Ether mirrored the downturn, falling over 8% to about $3,500, alongside other notable tokens such as XRP, Dogecoin, Solana’s SOL, and Cardano’s ADA, which all experienced similar declines. The overall market sentiment turned increasingly risk-off, with cryptocurrencies reflecting a broader equity weakness in Asia as traders moved to reduce leveraged positions and sought cash.
Liquidation data reveals the extent of these losses, with over $1 billion in leveraged crypto positions liquidated within a 24-hour span, predominantly from long positions. Approximately $887 million of these liquidations stemmed from traders holding bullish bets, marking one of the largest flushes of this month. This situation forced around 235,000 traders out of their positions, including a staggering $44 million liquidation of a BTC long on HTX.
Exchanges like Bybit, Hyperliquid, and Binance collectively saw more than $180 million in long liquidations, constituting over 85% of all trades in the process. Traders had previously leaned heavily into the market’s recovery, which amplified the impact of the downturn.
Market fragility was evident before this latest decline, with positive funding rates across major cryptocurrencies, climbing open interest, and diminishing spot volumes—a combination that often leads to pronounced downturns once market momentum shifts. Bitcoin’s descent below the key $100,000 level triggered a lack of liquidity, resulting in an accelerated drop towards $97,000.
Broader economic conditions have also played a part, as recent data from China indicated a more significant slowdown in economic activity than anticipated. For instance, year-on-year industrial production decreased to 4.9% from 6.5% in September, and fixed-asset investment contracted by 1.7% throughout the first 10 months of the year, marking a historic decline.
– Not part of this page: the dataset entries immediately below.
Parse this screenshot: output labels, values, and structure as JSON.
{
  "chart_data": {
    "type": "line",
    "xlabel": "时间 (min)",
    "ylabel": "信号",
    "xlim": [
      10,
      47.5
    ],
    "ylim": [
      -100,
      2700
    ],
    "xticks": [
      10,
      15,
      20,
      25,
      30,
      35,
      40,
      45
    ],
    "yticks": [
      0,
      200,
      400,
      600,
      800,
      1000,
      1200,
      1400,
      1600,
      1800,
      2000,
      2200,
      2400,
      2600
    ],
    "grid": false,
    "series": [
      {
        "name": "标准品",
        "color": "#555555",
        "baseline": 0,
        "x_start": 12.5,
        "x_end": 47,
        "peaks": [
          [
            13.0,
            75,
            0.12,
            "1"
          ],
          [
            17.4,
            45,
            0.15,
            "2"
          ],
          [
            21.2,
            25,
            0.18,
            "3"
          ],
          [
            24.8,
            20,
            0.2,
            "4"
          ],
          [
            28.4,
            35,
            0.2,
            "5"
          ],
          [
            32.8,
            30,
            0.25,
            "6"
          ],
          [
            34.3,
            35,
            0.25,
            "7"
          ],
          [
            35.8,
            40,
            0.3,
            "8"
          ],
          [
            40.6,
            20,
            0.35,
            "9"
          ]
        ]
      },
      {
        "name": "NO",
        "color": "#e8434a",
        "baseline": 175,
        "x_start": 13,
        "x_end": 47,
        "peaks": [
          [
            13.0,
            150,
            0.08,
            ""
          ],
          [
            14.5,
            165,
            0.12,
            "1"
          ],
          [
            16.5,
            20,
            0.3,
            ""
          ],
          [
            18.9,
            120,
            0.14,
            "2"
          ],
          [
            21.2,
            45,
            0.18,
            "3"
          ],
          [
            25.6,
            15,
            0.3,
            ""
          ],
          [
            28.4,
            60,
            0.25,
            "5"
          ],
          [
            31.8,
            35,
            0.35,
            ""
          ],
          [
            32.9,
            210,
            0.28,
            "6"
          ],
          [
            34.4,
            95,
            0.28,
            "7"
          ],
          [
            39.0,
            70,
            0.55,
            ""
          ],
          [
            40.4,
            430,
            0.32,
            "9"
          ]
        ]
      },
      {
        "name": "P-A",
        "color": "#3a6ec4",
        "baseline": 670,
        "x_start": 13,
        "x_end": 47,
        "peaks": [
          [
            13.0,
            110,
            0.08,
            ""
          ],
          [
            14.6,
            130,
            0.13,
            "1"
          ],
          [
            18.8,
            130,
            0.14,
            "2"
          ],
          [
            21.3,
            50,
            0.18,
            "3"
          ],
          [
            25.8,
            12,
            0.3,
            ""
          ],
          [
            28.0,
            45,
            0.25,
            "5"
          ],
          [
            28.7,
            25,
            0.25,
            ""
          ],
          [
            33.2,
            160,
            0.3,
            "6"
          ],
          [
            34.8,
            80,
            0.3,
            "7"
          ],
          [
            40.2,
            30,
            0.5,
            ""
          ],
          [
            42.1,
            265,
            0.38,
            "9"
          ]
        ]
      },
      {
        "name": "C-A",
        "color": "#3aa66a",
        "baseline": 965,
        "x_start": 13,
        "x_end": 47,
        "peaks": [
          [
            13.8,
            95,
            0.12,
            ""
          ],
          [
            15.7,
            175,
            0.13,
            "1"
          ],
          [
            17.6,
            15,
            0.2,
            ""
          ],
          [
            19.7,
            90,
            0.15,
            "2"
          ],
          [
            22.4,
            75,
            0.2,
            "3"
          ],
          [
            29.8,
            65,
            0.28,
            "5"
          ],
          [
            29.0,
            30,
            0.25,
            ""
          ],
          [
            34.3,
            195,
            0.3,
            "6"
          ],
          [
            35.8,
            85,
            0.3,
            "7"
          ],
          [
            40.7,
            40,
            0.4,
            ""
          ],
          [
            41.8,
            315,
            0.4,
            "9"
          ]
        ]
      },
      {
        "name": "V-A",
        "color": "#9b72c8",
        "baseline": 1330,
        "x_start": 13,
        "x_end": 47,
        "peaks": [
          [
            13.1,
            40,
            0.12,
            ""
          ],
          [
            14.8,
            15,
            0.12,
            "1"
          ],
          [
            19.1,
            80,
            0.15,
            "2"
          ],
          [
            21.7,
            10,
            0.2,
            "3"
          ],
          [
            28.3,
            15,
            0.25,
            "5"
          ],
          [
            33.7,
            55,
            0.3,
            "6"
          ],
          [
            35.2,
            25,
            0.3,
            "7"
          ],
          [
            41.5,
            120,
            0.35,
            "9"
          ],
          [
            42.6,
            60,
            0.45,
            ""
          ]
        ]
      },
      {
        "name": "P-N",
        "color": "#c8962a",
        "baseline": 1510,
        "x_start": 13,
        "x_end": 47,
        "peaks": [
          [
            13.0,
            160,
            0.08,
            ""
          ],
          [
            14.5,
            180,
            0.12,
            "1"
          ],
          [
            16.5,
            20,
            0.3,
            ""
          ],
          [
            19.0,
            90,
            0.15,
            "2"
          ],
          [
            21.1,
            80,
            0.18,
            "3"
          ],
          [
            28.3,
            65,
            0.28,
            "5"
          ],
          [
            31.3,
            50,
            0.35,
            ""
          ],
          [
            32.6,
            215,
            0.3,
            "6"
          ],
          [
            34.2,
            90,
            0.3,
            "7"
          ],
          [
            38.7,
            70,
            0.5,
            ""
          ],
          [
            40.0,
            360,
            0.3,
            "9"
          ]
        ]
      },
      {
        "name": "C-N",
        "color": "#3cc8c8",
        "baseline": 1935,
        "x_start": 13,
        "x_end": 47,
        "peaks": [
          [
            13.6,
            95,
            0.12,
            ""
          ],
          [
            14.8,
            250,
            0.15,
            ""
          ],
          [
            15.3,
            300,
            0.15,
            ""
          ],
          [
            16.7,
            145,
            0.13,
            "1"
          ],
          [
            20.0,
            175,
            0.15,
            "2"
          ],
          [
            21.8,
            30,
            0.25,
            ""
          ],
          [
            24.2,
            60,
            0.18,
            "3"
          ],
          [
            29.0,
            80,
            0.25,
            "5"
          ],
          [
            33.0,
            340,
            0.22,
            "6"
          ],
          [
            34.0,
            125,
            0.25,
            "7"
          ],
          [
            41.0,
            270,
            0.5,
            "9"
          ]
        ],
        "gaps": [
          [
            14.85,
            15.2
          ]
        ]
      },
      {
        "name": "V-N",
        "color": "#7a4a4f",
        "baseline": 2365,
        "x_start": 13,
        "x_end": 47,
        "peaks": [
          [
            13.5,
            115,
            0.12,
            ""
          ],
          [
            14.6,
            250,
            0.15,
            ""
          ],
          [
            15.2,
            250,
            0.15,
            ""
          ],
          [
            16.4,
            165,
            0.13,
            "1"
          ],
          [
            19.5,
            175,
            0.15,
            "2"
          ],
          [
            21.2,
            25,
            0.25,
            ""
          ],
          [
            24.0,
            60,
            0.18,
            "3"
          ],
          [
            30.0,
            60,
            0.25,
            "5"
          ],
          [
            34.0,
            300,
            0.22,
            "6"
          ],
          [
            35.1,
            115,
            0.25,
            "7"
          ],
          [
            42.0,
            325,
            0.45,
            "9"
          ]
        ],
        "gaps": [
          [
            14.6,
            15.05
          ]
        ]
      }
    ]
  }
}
This economic news instantly impacted Asian equities, with the MSCI Asia Pacific Index declining by 1.3%, particularly affecting chipmakers. Additionally, the prospects for a December rate cut by the Federal Reserve have dimmed, following cautious comments from its officials. Current market pricing suggests the likelihood of such a rate cut is now below 50%, a sharp decrease from earlier predictions. This combination of a weakened global equity market and the shift in monetary policy expectations contributed to the recent dips in cryptocurrency values, prompting traders to reevaluate their positions as year-end approaches.
Going forward, the pressing question for cryptocurrency markets is whether the massive unwinding of leveraged positions has reached its conclusion. Bitcoin dropping below $98,000 raises attention to the support level around $94,000. Altcoins remain at risk if the equity markets continue to falter. Historically, however, washouts driven by liquidations have often indicated zones of market exhaustion. Whether this pattern will hold true is contingent on the stabilization of macro volatility in the near term.